Why do stock charts differ across platforms for the same timeframe?

Why do stock charts differ across platforms for the same timeframe?

Stock charts can vary across platforms due to differences in how tick data (individual trade transactions) is captured and plotted. On stock exchanges, hundreds of trades occur every second, but charting platforms display only one tick per second. Since different platforms select and plot different tick points, slight discrepancies arise. However, the overall trend remains consistent across platforms.

One key factor influencing chart variations is the speed at which tick data is processed. At FYERS, we process and update tick data every 300 milliseconds - one of the fastest speeds available among retail brokerage platforms and data vendors.

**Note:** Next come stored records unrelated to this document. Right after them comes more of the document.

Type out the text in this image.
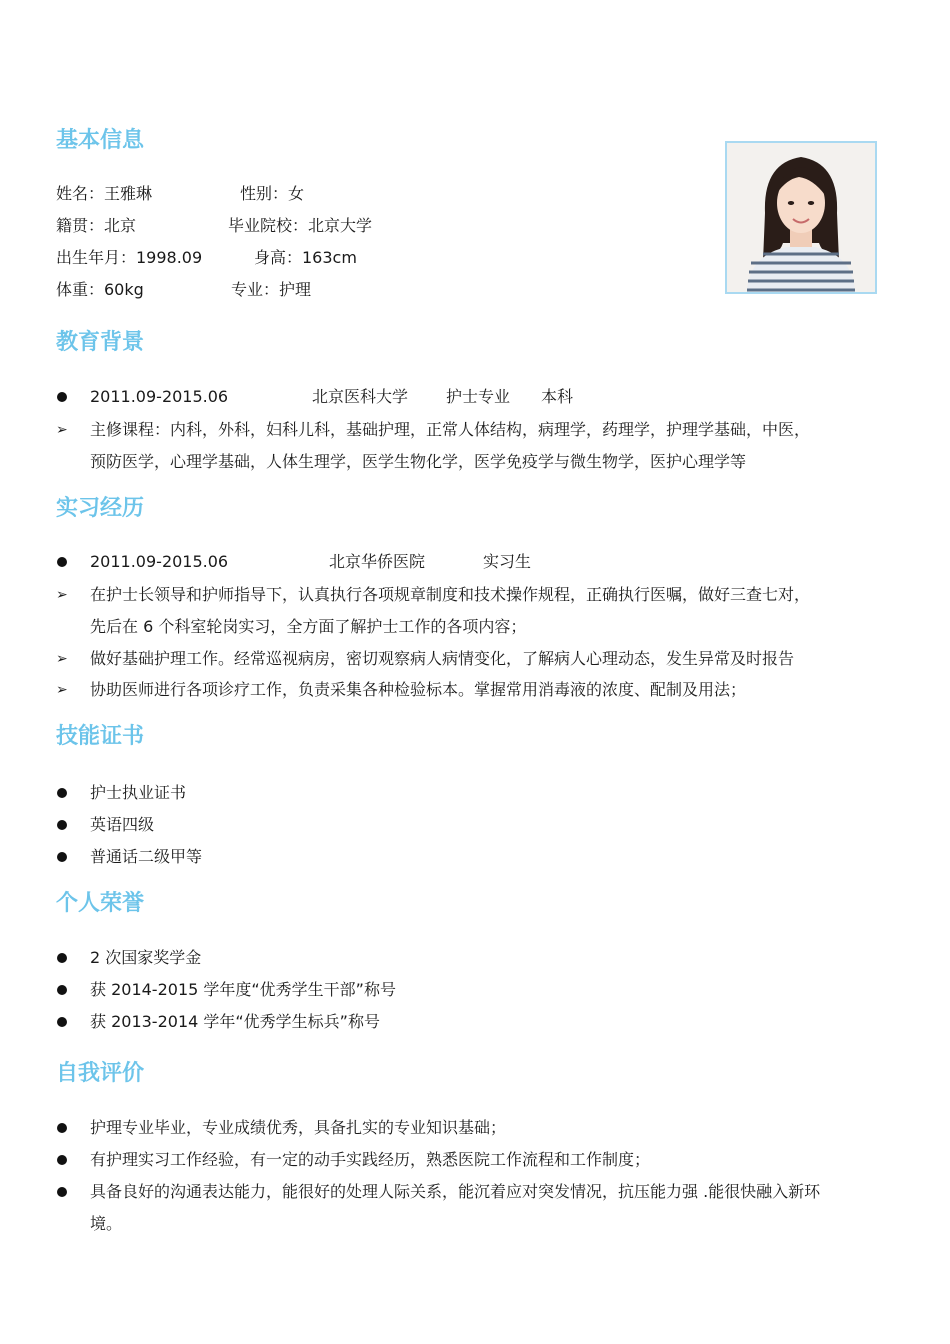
基本信息
姓名：王雅琳	性别：女
籍贯：北京	毕业院校：北京大学
出生年月：1998.09	身高：163cm
体重：60kg	专业：护理
教育背景
2011.09-2015.06	北京医科大学 护士专业 本科
➢ 主修课程：内科，外科，妇科儿科，基础护理，正常人体结构，病理学，药理学，护理学基础，中医，
预防医学，心理学基础，人体生理学，医学生物化学，医学免疫学与微生物学，医护心理学等
实习经历
2011.09-2015.06	北京华侨医院	实习生
➢ 在护士长领导和护师指导下，认真执行各项规章制度和技术操作规程，正确执行医嘱，做好三查七对，
先后在 6 个科室轮岗实习，全方面了解护士工作的各项内容；
➢ 做好基础护理工作。经常巡视病房，密切观察病人病情变化，了解病人心理动态，发生异常及时报告
➢ 协助医师进行各项诊疗工作，负责采集各种检验标本。掌握常用消毒液的浓度、配制及用法；
技能证书
护士执业证书
英语四级
普通话二级甲等
个人荣誉
2 次国家奖学金
获 2014-2015 学年度“优秀学生干部”称号
获 2013-2014 学年“优秀学生标兵”称号
自我评价
护理专业毕业，专业成绩优秀，具备扎实的专业知识基础；
有护理实习工作经验，有一定的动手实践经历，熟悉医院工作流程和工作制度；
具备良好的沟通表达能力，能很好的处理人际关系，能沉着应对突发情况，抗压能力强 .能很快融入新环
境。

This ultra-fast processing ensures traders receive near-instant updates, providing a more accurate market view compared to platforms with slower refresh rates.

These differences are most noticeable in minute and hourly candles because exchanges do not provide minute-by-minute or hourly OHLC (Open, High, Low, Close) data. Instead, they only release daily OHLC data in the Bhavcopy. As a result, platforms must construct their own minute and hourly candles based on the ticks they receive, leading to variations in how price movements are represented.

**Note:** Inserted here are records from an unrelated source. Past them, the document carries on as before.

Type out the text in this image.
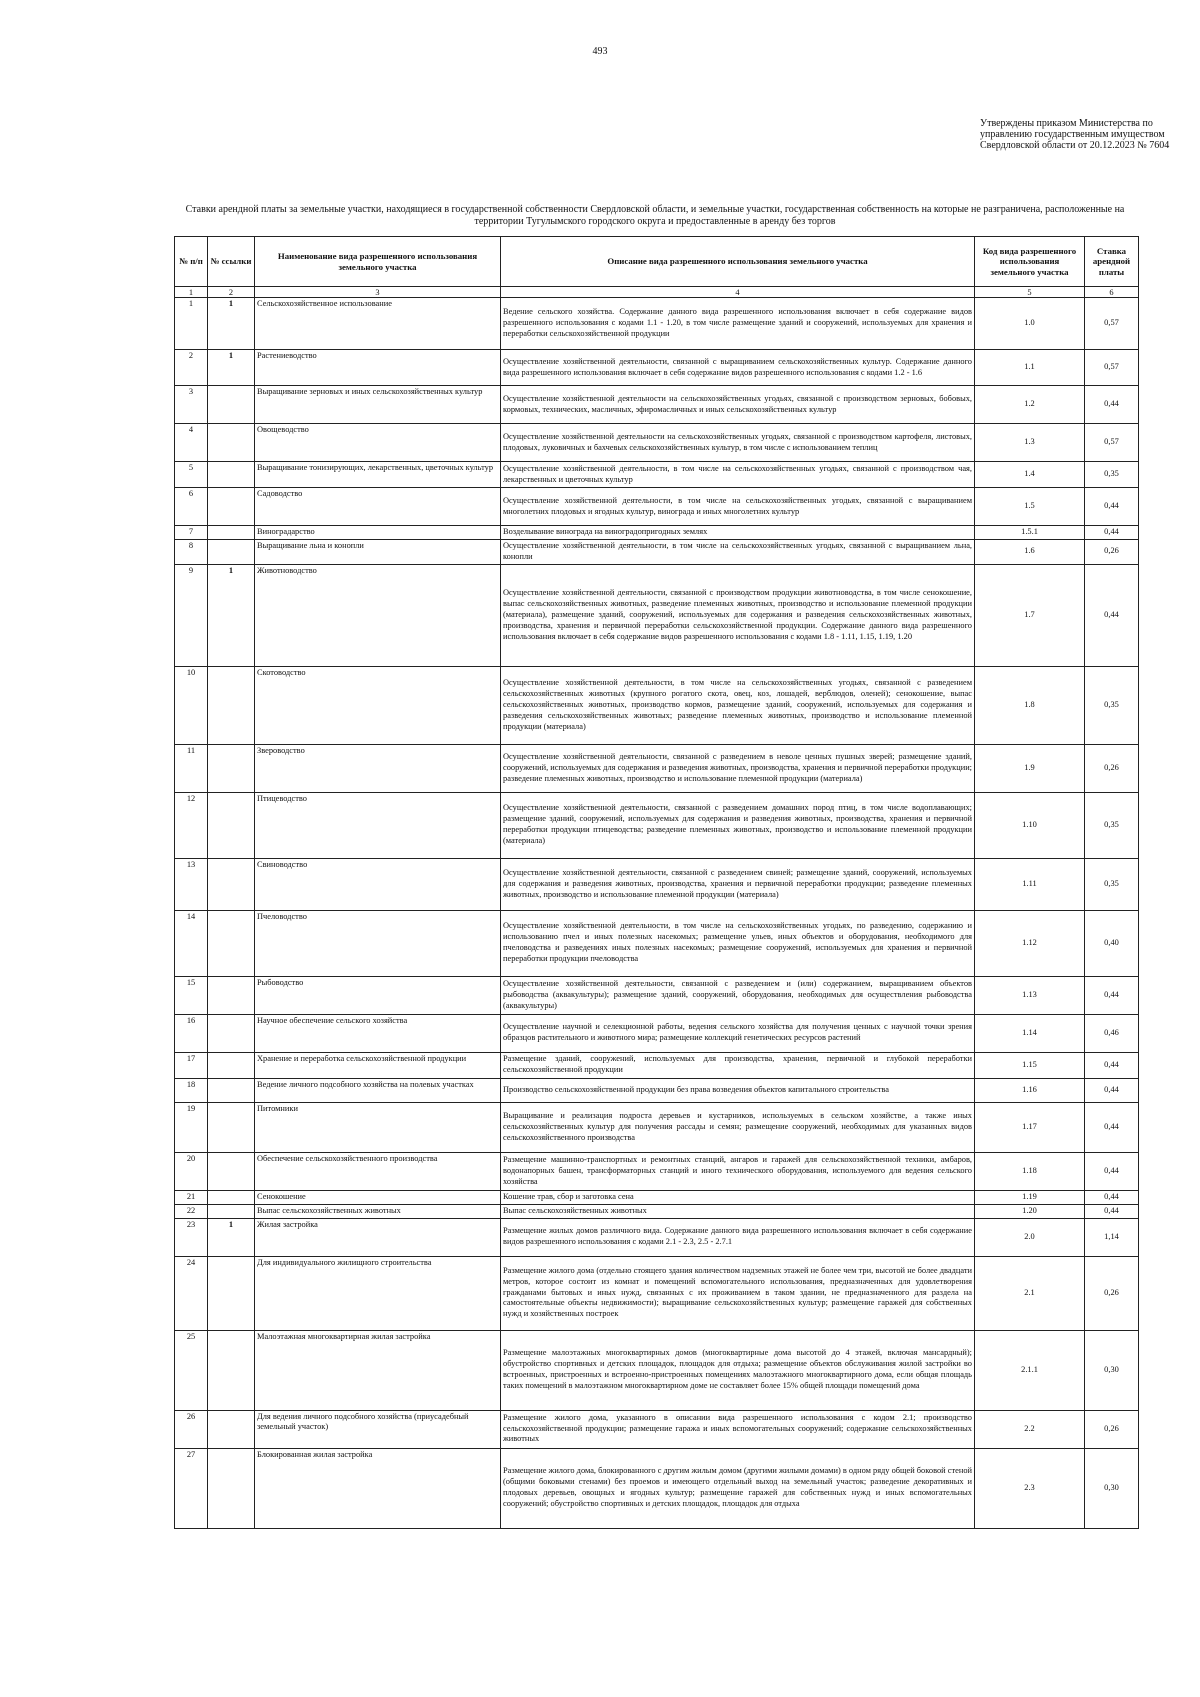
493
Утверждены приказом Министерства по управлению государственным имуществом Свердловской области от 20.12.2023 № 7604
Ставки арендной платы за земельные участки, находящиеся в государственной собственности Свердловской области, и земельные участки, государственная собственность на которые не разграничена, расположенные на территории Тугулымского городского округа и предоставленные в аренду без торгов
№ п/п	№ ссылки	Наименование вида разрешенного использования земельного участка	Описание вида разрешенного использования земельного участка	Код вида разрешенного использования земельного участка	Ставка арендной платы
1	2	3	4	5	6
1	1	Сельскохозяйственное использование	Ведение сельского хозяйства. Содержание данного вида разрешенного использования включает в себя содержание видов разрешенного использования с кодами 1.1 - 1.20, в том числе размещение зданий и сооружений, используемых для хранения и переработки сельскохозяйственной продукции	1.0	0,57
2	1	Растениеводство	Осуществление хозяйственной деятельности, связанной с выращиванием сельскохозяйственных культур. Содержание данного вида разрешенного использования включает в себя содержание видов разрешенного использования с кодами 1.2 - 1.6	1.1	0,57
3		Выращивание зерновых и иных сельскохозяйственных культур	Осуществление хозяйственной деятельности на сельскохозяйственных угодьях, связанной с производством зерновых, бобовых, кормовых, технических, масличных, эфиромасличных и иных сельскохозяйственных культур	1.2	0,44
4		Овощеводство	Осуществление хозяйственной деятельности на сельскохозяйственных угодьях, связанной с производством картофеля, листовых, плодовых, луковичных и бахчевых сельскохозяйственных культур, в том числе с использованием теплиц	1.3	0,57
5		Выращивание тонизирующих, лекарственных, цветочных культур	Осуществление хозяйственной деятельности, в том числе на сельскохозяйственных угодьях, связанной с производством чая, лекарственных и цветочных культур	1.4	0,35
6		Садоводство	Осуществление хозяйственной деятельности, в том числе на сельскохозяйственных угодьях, связанной с выращиванием многолетних плодовых и ягодных культур, винограда и иных многолетних культур	1.5	0,44
7		Виноградарство	Возделывание винограда на виноградопригодных землях	1.5.1	0,44
8		Выращивание льна и конопли	Осуществление хозяйственной деятельности, в том числе на сельскохозяйственных угодьях, связанной с выращиванием льна, конопли	1.6	0,26
9	1	Животноводство	Осуществление хозяйственной деятельности, связанной с производством продукции животноводства, в том числе сенокошение, выпас сельскохозяйственных животных, разведение племенных животных, производство и использование племенной продукции (материала), размещение зданий, сооружений, используемых для содержания и разведения сельскохозяйственных животных, производства, хранения и первичной переработки сельскохозяйственной продукции. Содержание данного вида разрешенного использования включает в себя содержание видов разрешенного использования с кодами 1.8 - 1.11, 1.15, 1.19, 1.20	1.7	0,44
10		Скотоводство	Осуществление хозяйственной деятельности, в том числе на сельскохозяйственных угодьях, связанной с разведением сельскохозяйственных животных (крупного рогатого скота, овец, коз, лошадей, верблюдов, оленей); сенокошение, выпас сельскохозяйственных животных, производство кормов, размещение зданий, сооружений, используемых для содержания и разведения сельскохозяйственных животных; разведение племенных животных, производство и использование племенной продукции (материала)	1.8	0,35
11		Звероводство	Осуществление хозяйственной деятельности, связанной с разведением в неволе ценных пушных зверей; размещение зданий, сооружений, используемых для содержания и разведения животных, производства, хранения и первичной переработки продукции; разведение племенных животных, производство и использование племенной продукции (материала)	1.9	0,26
12		Птицеводство	Осуществление хозяйственной деятельности, связанной с разведением домашних пород птиц, в том числе водоплавающих; размещение зданий, сооружений, используемых для содержания и разведения животных, производства, хранения и первичной переработки продукции птицеводства; разведение племенных животных, производство и использование племенной продукции (материала)	1.10	0,35
13		Свиноводство	Осуществление хозяйственной деятельности, связанной с разведением свиней; размещение зданий, сооружений, используемых для содержания и разведения животных, производства, хранения и первичной переработки продукции; разведение племенных животных, производство и использование племенной продукции (материала)	1.11	0,35
14		Пчеловодство	Осуществление хозяйственной деятельности, в том числе на сельскохозяйственных угодьях, по разведению, содержанию и использованию пчел и иных полезных насекомых; размещение ульев, иных объектов и оборудования, необходимого для пчеловодства и разведениях иных полезных насекомых; размещение сооружений, используемых для хранения и первичной переработки продукции пчеловодства	1.12	0,40
15		Рыбоводство	Осуществление хозяйственной деятельности, связанной с разведением и (или) содержанием, выращиванием объектов рыбоводства (аквакультуры); размещение зданий, сооружений, оборудования, необходимых для осуществления рыбоводства (аквакультуры)	1.13	0,44
16		Научное обеспечение сельского хозяйства	Осуществление научной и селекционной работы, ведения сельского хозяйства для получения ценных с научной точки зрения образцов растительного и животного мира; размещение коллекций генетических ресурсов растений	1.14	0,46
17		Хранение и переработка сельскохозяйственной продукции	Размещение зданий, сооружений, используемых для производства, хранения, первичной и глубокой переработки сельскохозяйственной продукции	1.15	0,44
18		Ведение личного подсобного хозяйства на полевых участках	Производство сельскохозяйственной продукции без права возведения объектов капитального строительства	1.16	0,44
19		Питомники	Выращивание и реализация подроста деревьев и кустарников, используемых в сельском хозяйстве, а также иных сельскохозяйственных культур для получения рассады и семян; размещение сооружений, необходимых для указанных видов сельскохозяйственного производства	1.17	0,44
20		Обеспечение сельскохозяйственного производства	Размещение машинно-транспортных и ремонтных станций, ангаров и гаражей для сельскохозяйственной техники, амбаров, водонапорных башен, трансформаторных станций и иного технического оборудования, используемого для ведения сельского хозяйства	1.18	0,44
21		Сенокошение	Кошение трав, сбор и заготовка сена	1.19	0,44
22		Выпас сельскохозяйственных животных	Выпас сельскохозяйственных животных	1.20	0,44
23	1	Жилая застройка	Размещение жилых домов различного вида. Содержание данного вида разрешенного использования включает в себя содержание видов разрешенного использования с кодами 2.1 - 2.3, 2.5 - 2.7.1	2.0	1,14
24		Для индивидуального жилищного строительства	Размещение жилого дома (отдельно стоящего здания количеством надземных этажей не более чем три, высотой не более двадцати метров, которое состоит из комнат и помещений вспомогательного использования, предназначенных для удовлетворения гражданами бытовых и иных нужд, связанных с их проживанием в таком здании, не предназначенного для раздела на самостоятельные объекты недвижимости); выращивание сельскохозяйственных культур; размещение гаражей для собственных нужд и хозяйственных построек	2.1	0,26
25		Малоэтажная многоквартирная жилая застройка	Размещение малоэтажных многоквартирных домов (многоквартирные дома высотой до 4 этажей, включая мансардный); обустройство спортивных и детских площадок, площадок для отдыха; размещение объектов обслуживания жилой застройки во встроенных, пристроенных и встроенно-пристроенных помещениях малоэтажного многоквартирного дома, если общая площадь таких помещений в малоэтажном многоквартирном доме не составляет более 15% общей площади помещений дома	2.1.1	0,30
26		Для ведения личного подсобного хозяйства (приусадебный земельный участок)	Размещение жилого дома, указанного в описании вида разрешенного использования с кодом 2.1; производство сельскохозяйственной продукции; размещение гаража и иных вспомогательных сооружений; содержание сельскохозяйственных животных	2.2	0,26
27		Блокированная жилая застройка	Размещение жилого дома, блокированного с другим жилым домом (другими жилыми домами) в одном ряду общей боковой стеной (общими боковыми стенами) без проемов и имеющего отдельный выход на земельный участок; разведение декоративных и плодовых деревьев, овощных и ягодных культур; размещение гаражей для собственных нужд и иных вспомогательных сооружений; обустройство спортивных и детских площадок, площадок для отдыха	2.3	0,30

For traders seeking every single tick, NSE offers tick-by-tick (TBT) data through authorised vendors, enabling access to the most granular trade information. Advanced users can also set up systems within NSE's co-location facility to maximise real-time data processing. However, such high-frequency data is primarily beneficial for professional traders engaged in arbitrage or algorithmic trading. For retail traders, these minor chart discrepancies rarely impact overall trading decisions.